Monday, May 9, 2016

Whole

It's Mother's Day - the second that I've been a mama. In church this morning we started singing:

"Broken Vessels (Amazing Grace)" by Hillsong

All these pieces
Broken and scattered
In mercy gathered
Mended and whole
Empty handed
But not forsaken
I've been set free
I've been set free

Amazing grace
How sweet the sound
That saved a wretch like me
I once was lost
But now I'm found
Was blind but now I see

Oh I can see you now
Oh I can see the love in Your eyes
Laying yourself down
Raising up the broken to life

You take our failure
You take our weakness
You set Your treasure
In jars of clay
So take this heart, Lord
I'll be Your vessel
The world to see
Your love in me

Amazing grace
How sweet the sound
That saved a wretch like me
I once was lost
But now I'm found
Was blind but now I see

Oh I can see you now
Oh I can see the love in Your eyes
Laying yourself down
Raising up the broken to life

Amazing grace
How sweet the sound
That saved a wretch like me
I once was lost
But now I'm found
Was blind but now I see
[2x]

Oh I can see you now
Oh I can see the love in Your eyes
Laying yourself down
Raising up the broken to life

Amazing grace
How sweet the sound
That saved a wretch like me
I once was lost
But now I'm found
Was blind but now I see
[2x]

Oh I can see you now
Oh I can see the love in Your eyes
Laying yourself down
Raising up the broken to life
[3x]

Before we had sung the first full verse I was in tears. As I sat there feeding my baby his bottle, watching his eyes see the people around us singing, his chubby hands grabbing the bottle, his tiny curls resting peacefully against my chest - and IT hit me: It's Mother's Day, and that part of me that longed to be a mama all those broken years, that part of me is not broken anymore. The part of me that felt I would never be who I was made to be IS who I was made to be. Not all women feel like being a mother in who they were created to be, but I did. There were ways that God made me a mother before I ever met Genesis. In the high school girls I led in Bible study for so many years, in my best friends girls who called me "MamaLicia",  in the students who called me "Mama Wenzek", even in my role as live in caregiver - I felt that maternal part of me come alive in each of these situations and I am so grateful. But I was still very broken. Some brokenness never heals this side of eternity I believe, because we live in a messed up broken world. BUT Jesus is the Redeemer Who brings beauty from ashes and binds up the brokenhearted and sets the captive free. His grace is truly amazing. 
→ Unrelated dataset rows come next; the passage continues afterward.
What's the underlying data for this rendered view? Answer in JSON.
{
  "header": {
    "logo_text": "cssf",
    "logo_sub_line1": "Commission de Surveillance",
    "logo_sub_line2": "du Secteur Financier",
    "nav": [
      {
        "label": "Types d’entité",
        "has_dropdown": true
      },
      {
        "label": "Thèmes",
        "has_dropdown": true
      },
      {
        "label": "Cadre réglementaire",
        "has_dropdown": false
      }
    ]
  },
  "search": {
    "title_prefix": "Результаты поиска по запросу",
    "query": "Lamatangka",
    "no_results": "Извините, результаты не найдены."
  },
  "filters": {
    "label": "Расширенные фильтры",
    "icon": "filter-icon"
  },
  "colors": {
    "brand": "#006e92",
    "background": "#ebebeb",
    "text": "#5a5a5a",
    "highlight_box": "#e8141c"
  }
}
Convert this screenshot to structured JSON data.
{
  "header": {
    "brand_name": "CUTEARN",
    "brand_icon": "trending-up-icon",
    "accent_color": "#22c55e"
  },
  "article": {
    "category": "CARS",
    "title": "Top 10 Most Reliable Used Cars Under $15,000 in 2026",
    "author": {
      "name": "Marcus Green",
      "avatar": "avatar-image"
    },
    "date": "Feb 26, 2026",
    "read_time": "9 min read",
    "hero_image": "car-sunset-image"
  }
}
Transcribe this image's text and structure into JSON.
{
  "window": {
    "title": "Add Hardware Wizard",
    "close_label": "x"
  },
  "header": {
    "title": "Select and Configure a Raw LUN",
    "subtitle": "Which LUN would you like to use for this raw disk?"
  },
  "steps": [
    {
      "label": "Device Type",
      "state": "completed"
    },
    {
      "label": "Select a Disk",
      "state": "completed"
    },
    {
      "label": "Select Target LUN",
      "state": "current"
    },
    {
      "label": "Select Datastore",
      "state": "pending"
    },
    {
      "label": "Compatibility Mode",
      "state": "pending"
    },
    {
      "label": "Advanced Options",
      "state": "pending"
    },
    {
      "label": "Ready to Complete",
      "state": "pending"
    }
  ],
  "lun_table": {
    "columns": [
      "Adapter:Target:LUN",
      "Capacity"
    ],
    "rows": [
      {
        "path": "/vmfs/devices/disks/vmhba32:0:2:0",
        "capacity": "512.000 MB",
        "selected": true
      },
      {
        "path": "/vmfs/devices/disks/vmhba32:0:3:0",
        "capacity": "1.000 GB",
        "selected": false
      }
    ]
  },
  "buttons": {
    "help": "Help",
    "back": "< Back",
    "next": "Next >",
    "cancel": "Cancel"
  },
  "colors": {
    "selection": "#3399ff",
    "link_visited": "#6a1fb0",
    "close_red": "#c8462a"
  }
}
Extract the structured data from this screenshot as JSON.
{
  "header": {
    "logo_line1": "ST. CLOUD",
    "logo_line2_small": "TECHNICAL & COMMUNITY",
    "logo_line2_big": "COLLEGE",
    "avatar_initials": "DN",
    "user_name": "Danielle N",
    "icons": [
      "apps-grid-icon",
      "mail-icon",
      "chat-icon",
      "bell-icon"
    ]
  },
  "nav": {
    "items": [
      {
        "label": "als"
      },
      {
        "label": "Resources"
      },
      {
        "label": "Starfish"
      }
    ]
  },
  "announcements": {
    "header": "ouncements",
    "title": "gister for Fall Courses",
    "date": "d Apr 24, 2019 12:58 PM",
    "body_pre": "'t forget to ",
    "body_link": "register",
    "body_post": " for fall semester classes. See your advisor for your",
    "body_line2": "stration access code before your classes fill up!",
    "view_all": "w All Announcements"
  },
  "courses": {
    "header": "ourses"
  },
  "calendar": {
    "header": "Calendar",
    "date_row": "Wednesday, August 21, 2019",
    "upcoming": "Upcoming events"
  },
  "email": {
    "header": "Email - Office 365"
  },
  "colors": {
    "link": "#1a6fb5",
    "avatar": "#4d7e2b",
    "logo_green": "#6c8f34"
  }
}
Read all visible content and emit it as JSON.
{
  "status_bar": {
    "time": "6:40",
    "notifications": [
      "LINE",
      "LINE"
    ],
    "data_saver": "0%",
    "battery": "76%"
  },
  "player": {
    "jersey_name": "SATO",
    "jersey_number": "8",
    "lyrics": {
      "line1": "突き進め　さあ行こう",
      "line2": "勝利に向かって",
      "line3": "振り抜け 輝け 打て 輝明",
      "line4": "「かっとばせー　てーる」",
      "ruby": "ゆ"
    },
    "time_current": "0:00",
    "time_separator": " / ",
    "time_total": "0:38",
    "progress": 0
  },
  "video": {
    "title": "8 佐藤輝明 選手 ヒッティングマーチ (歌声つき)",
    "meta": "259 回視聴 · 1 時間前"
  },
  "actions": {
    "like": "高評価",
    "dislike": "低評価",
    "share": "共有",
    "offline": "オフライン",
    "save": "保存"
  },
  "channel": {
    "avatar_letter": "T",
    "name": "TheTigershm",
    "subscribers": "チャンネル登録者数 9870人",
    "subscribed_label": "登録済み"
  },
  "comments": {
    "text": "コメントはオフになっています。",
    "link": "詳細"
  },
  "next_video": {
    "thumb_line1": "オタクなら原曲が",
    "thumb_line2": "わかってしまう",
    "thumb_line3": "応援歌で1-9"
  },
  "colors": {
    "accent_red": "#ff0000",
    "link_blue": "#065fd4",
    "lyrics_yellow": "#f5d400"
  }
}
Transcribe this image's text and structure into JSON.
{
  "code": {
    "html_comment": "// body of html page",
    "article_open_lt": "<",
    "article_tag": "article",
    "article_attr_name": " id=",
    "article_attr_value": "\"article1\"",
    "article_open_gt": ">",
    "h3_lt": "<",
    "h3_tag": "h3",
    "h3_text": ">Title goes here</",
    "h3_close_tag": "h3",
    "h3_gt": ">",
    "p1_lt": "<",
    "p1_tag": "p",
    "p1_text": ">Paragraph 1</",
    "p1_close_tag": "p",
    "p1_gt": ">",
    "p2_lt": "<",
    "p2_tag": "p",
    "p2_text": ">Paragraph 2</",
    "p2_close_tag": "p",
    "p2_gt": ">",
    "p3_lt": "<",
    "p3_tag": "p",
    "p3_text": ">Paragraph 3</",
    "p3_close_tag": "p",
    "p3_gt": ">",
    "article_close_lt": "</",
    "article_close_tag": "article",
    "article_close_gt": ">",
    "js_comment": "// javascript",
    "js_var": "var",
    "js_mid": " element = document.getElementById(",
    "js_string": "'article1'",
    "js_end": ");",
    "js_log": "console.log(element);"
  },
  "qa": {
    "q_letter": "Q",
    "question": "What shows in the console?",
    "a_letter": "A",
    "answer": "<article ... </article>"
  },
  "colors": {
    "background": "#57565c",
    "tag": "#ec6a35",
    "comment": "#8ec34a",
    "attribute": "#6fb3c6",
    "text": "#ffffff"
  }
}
I couldn't see Him clearly in those times of pain. When I realized my dream of carrying a baby would never come true I couldn't see the love in His eyes. I couldn't see that His grace could carry me through. I felt the broken pieces and edges of my life and dreams and I couldn't fully see how He could redeem this. Over the years, I kept coming to Him, offering Him my broken pieces and even when parts of my heart healed I never imagined I could feel this whole while on earth. I knew that He was with me and that His love was enough and that someday in heaven I would feel whole. 

This morning looking down at my sweet baby clapping his hands to the music, I realized that I feel whole in a way I never thought possible on earth. I felt content. I know I should feel content in Him no matter what, but I still longed to be a mama. He took the imperfections and brokenness of my life and brought something I couldn't have planned out even if I tried. In my grief and loss all those years ago He knew that there would be this little baby boy with perfect skin, soft curls, and big brown eyes with just a hint of lavender. He knew that he, because of the messiness and brokenness of the world, would need a mama. He knew that our paperwork would land in just the right moment for his emergency placement for adoption. He knew that Genesis' birth mother would ask for a couple with no children in the home yet, He knew that we would have just lost baby Judah and have a nursery ready for a baby boy. He knew all of this and more. And He looked with love in His eyes and He probably wished He could just tell that grieving 26 year old that her dreams wouldn't come true the way she planned, but that they would be even better.  He probably wanted to tell me that even though whole was the last thing I felt in those horrible months and years that I would someday sit in a Mother's Day service and feel like Someone had taken the pieces that were scattered and broken and glued them all together with superglue - not forgotten scars, but healed and whole in His beautiful redemption. 

I'm whole. Not because I now have a child, but God has used this child to show me His redemption and His beautiful grace. Someday I'll be even more whole when I see my Redeemer face to face, but until then I'll rejoice in the moments of wholeness I feel because of His redemption here on earth.

I'm living the life I feel like I was made to live and that is only by His grace.